Zu einem Comeback-Versuch kommt es nie. Zu weit ist der 28-Jährige von seiner Bestform entfernt. Im Juli 2012 ist er nicht einmal mehr eine Nummer, fällt ganz aus der Weltrangliste. Einer der raren Lichtblicke: Anfangs Oktober wird Söderling erstmals Vater. Seine Frau Jenni Moström bringt Tochter Olivia zur Welt. «Wir könnten nicht glücklicher sein», lässt der frischgebackene Papa über Twitter verlauten.

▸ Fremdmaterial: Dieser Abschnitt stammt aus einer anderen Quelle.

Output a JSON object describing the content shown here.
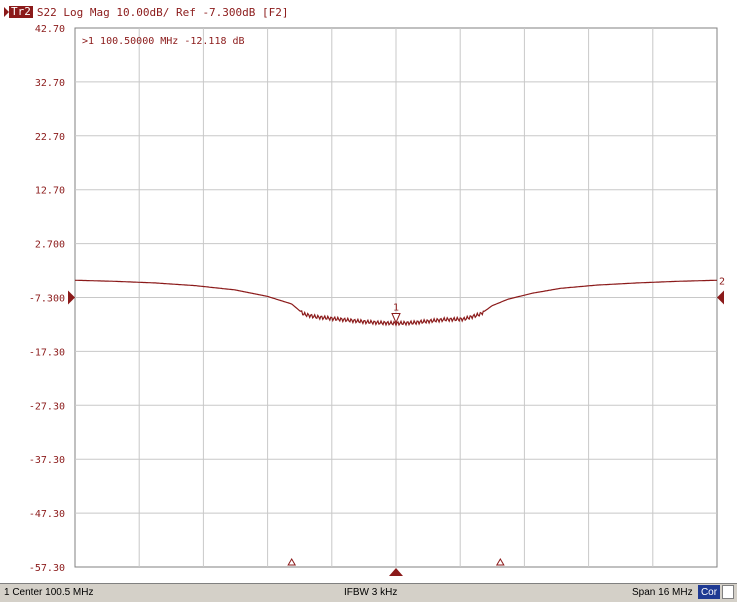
{
  "header": {
    "trace_tag": "Tr2",
    "text": "S22 Log Mag 10.00dB/ Ref -7.300dB [F2]"
  },
  "marker_readout": ">1  100.50000 MHz -12.118 dB",
  "status_bar": {
    "left": "1 Center 100.5 MHz",
    "center": "IFBW 3 kHz",
    "right": "Span 16 MHz",
    "badge": "Cor"
  },
  "colors": {
    "trace": "#8b1a1a",
    "grid": "#c8c8c8",
    "badge_bg": "#1f3a93"
  },
  "chart_data": {
    "type": "line",
    "x_unit": "MHz",
    "y_unit": "dB",
    "center_mhz": 100.5,
    "span_mhz": 16,
    "xlim": [
      92.5,
      108.5
    ],
    "ylim": [
      -57.3,
      42.7
    ],
    "y_ticks": [
      "42.70",
      "32.70",
      "22.70",
      "12.70",
      "2.700",
      "-7.300",
      "-17.30",
      "-27.30",
      "-37.30",
      "-47.30",
      "-57.30"
    ],
    "x_divisions": 10,
    "grid": true,
    "reference_level_db": -7.3,
    "series": [
      {
        "x": [
          92.5,
          93.5,
          94.5,
          95.5,
          96.5,
          97.3,
          97.9,
          98.2,
          98.5,
          98.9,
          99.3,
          99.7,
          100.1,
          100.5,
          100.9,
          101.3,
          101.7,
          102.2,
          102.6,
          102.9,
          103.3,
          103.9,
          104.6,
          105.5,
          106.5,
          107.5,
          108.5
        ],
        "y": [
          -4.1,
          -4.3,
          -4.6,
          -5.1,
          -5.9,
          -7.1,
          -8.5,
          -10.4,
          -10.9,
          -11.2,
          -11.5,
          -11.8,
          -12.0,
          -12.1,
          -12.0,
          -11.7,
          -11.4,
          -11.3,
          -10.4,
          -8.8,
          -7.6,
          -6.5,
          -5.6,
          -5.0,
          -4.6,
          -4.3,
          -4.1
        ]
      }
    ],
    "markers": [
      {
        "label": "1",
        "x": 100.5,
        "y": -12.118
      }
    ],
    "right_edge_label": "2",
    "bottom_triangle_markers_mhz": [
      97.9,
      103.1
    ]
  }
}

Doch auch auf dem Kurznachrichtendienst ist es seither still geworden. Jetzt bricht Söderling sein Schweigen. «Ich weiss noch nicht, wann ich zurückkehre», sagt er zu einer schwedischen Nachrichtenagentur. Wenn es 2013 nicht klappe, müsse er wohl aufgeben. «Dann kann ich bei den Veteranen spielen.» Der French-Open-Finalist 2009 und 2010 sagt es mit einem Lächeln im Gesicht.
Denn aufgeben will er noch nicht. Im Sommer weilt er für zwei Monate bei einem Spezialisten in San Francisco. Doch die Ärzte stehen vor einem Rätsel - noch immer. Die Symptome des Drüsenfiebers sind längst abgeklungen. Trotzdem fühlt sich Söderling schlapp. «Manchmal schaffe ich es noch nicht einmal, von der Couch aufzustehen.»
Bei den Bluttests in den USA haben die Ärzte eine Unterfunktion der Schilddrüse festgestellt. Eine ausreichende Erklärung für den Gesundheitszustand der ehemaligen Weltnummer vier ist das indes nicht. «Frustration und Energielosigkeit sind nervtötend. Es ist echt beschissen», erklärt Söderling. An ein tägliches Training ist weiter nicht zu denken.
Das Warten, die Ratlosigkeit. Gegen diese Feinde holt sich Söderling Hilfe. «Ich spreche mit einem Sportpsychologen. Aber ich muss es akzeptieren. Die Situation wird sich nicht in ein paar wenigen Tagen ändern.» Auch mit dem Gedanken an einen Rücktritt schlägt sich der 28-Jährige inzwischen herum: «Wenn ich nicht zurückkomme, dann ist es eben so.»